ATSC 3.0 does not work the same way as ATSC 1.0. While ATSC 1.0 content is broadcast in the clear, ATSC 3.0 includes support for digital rights management. Once broadcasts are up and running TV stations will start signing content digitally so that only certified boxes can receive signal. This is a big change from ATSC 1.0. This is being done because ATSC 3.0 is based on transmitting IP packets (not MPEG-2). ATSC 3.0 also allows the transmission of downloadable applications that can run on your set-top box. Unless boxes are certified they may be open to hacking by rogue applications.
Digitally signed content means that we must protect this content if it is recorded on external hard drives. In order to get certification as quickly as possible we want to first launch a simple box and then build upon that experience to allow recording in future models.

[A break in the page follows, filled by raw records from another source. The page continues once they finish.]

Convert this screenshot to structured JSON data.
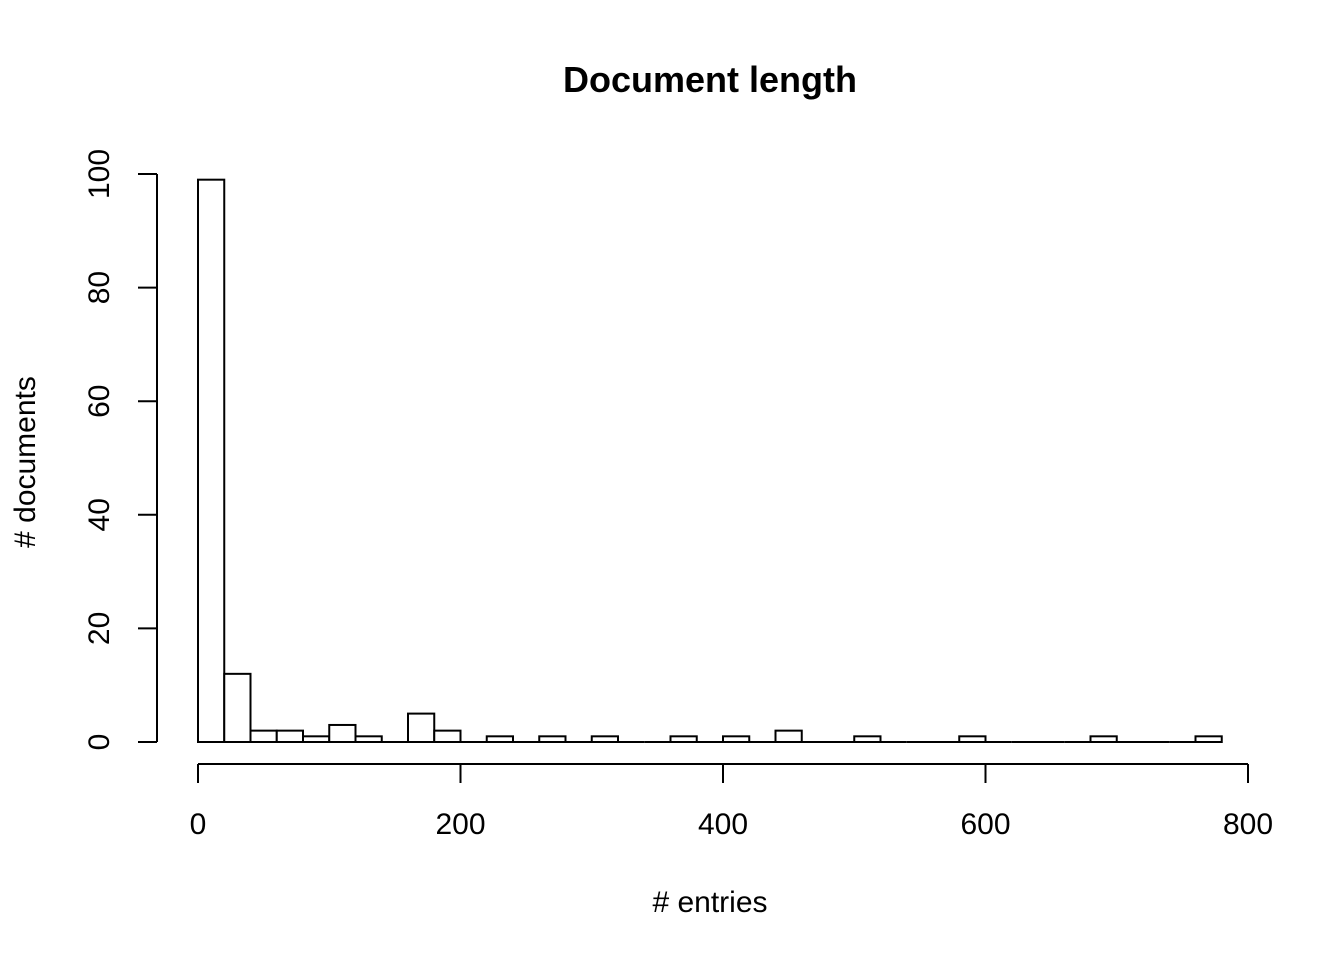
{
  "chart_data": {
    "type": "bar",
    "title": "Document length",
    "xlabel": "# entries",
    "ylabel": "# documents",
    "xlim": [
      0,
      800
    ],
    "ylim": [
      0,
      100
    ],
    "x_ticks": [
      0,
      200,
      400,
      600,
      800
    ],
    "y_ticks": [
      0,
      20,
      40,
      60,
      80,
      100
    ],
    "grid": false,
    "legend": "none",
    "bin_width": 20,
    "bins": [
      {
        "x0": 0,
        "x1": 20,
        "count": 99
      },
      {
        "x0": 20,
        "x1": 40,
        "count": 12
      },
      {
        "x0": 40,
        "x1": 60,
        "count": 2
      },
      {
        "x0": 60,
        "x1": 80,
        "count": 2
      },
      {
        "x0": 80,
        "x1": 100,
        "count": 1
      },
      {
        "x0": 100,
        "x1": 120,
        "count": 3
      },
      {
        "x0": 120,
        "x1": 140,
        "count": 1
      },
      {
        "x0": 140,
        "x1": 160,
        "count": 0
      },
      {
        "x0": 160,
        "x1": 180,
        "count": 5
      },
      {
        "x0": 180,
        "x1": 200,
        "count": 2
      },
      {
        "x0": 200,
        "x1": 220,
        "count": 0
      },
      {
        "x0": 220,
        "x1": 240,
        "count": 1
      },
      {
        "x0": 240,
        "x1": 260,
        "count": 0
      },
      {
        "x0": 260,
        "x1": 280,
        "count": 1
      },
      {
        "x0": 280,
        "x1": 300,
        "count": 0
      },
      {
        "x0": 300,
        "x1": 320,
        "count": 1
      },
      {
        "x0": 320,
        "x1": 340,
        "count": 0
      },
      {
        "x0": 340,
        "x1": 360,
        "count": 0
      },
      {
        "x0": 360,
        "x1": 380,
        "count": 1
      },
      {
        "x0": 380,
        "x1": 400,
        "count": 0
      },
      {
        "x0": 400,
        "x1": 420,
        "count": 1
      },
      {
        "x0": 420,
        "x1": 440,
        "count": 0
      },
      {
        "x0": 440,
        "x1": 460,
        "count": 2
      },
      {
        "x0": 460,
        "x1": 480,
        "count": 0
      },
      {
        "x0": 480,
        "x1": 500,
        "count": 0
      },
      {
        "x0": 500,
        "x1": 520,
        "count": 1
      },
      {
        "x0": 520,
        "x1": 540,
        "count": 0
      },
      {
        "x0": 540,
        "x1": 560,
        "count": 0
      },
      {
        "x0": 560,
        "x1": 580,
        "count": 0
      },
      {
        "x0": 580,
        "x1": 600,
        "count": 1
      },
      {
        "x0": 600,
        "x1": 620,
        "count": 0
      },
      {
        "x0": 620,
        "x1": 640,
        "count": 0
      },
      {
        "x0": 640,
        "x1": 660,
        "count": 0
      },
      {
        "x0": 660,
        "x1": 680,
        "count": 0
      },
      {
        "x0": 680,
        "x1": 700,
        "count": 1
      },
      {
        "x0": 700,
        "x1": 720,
        "count": 0
      },
      {
        "x0": 720,
        "x1": 740,
        "count": 0
      },
      {
        "x0": 740,
        "x1": 760,
        "count": 0
      },
      {
        "x0": 760,
        "x1": 780,
        "count": 1
      }
    ],
    "colors": {
      "bar_fill": "#ffffff",
      "bar_stroke": "#000000",
      "axis": "#000000"
    }
  }
}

You do not need to buy a new TV. However, regular HD TVs typically support a resolution of 1920x1080. A 4K TV supports a resolution that is 4 times higher or 3840x2160. 4K TVs are also referred to as UHD, or Ultra High Definition TVs. A new feature called HDR (High Dynamic Range) for rich colors is supported in most new 4K TVs. Technically, it is possible for regular HD TVs to also support HDR, but that is unlikely.
ATSC 3.0 has three main advantages: 4K, HDR and Dolby® AC 4. If you have an HDR capable TV you can enjoy HDR colors. If your TV does not support HDR, you can still enjoy Dolby® AC 4 features.
The main reason for connecting the ZapperBox M1 to the Internet is to allow for software updates. In the future Internet access may also be used for advanced features like streaming video content.
If the box is not connected to the Internet, it will still work but will not be able to download software updates. ATSC 3.0 specifications will continue to evolve for a couple years and it is highly recommended to keep the box connected to the Internet.
Look out for some really interesting features that will be added via software updates.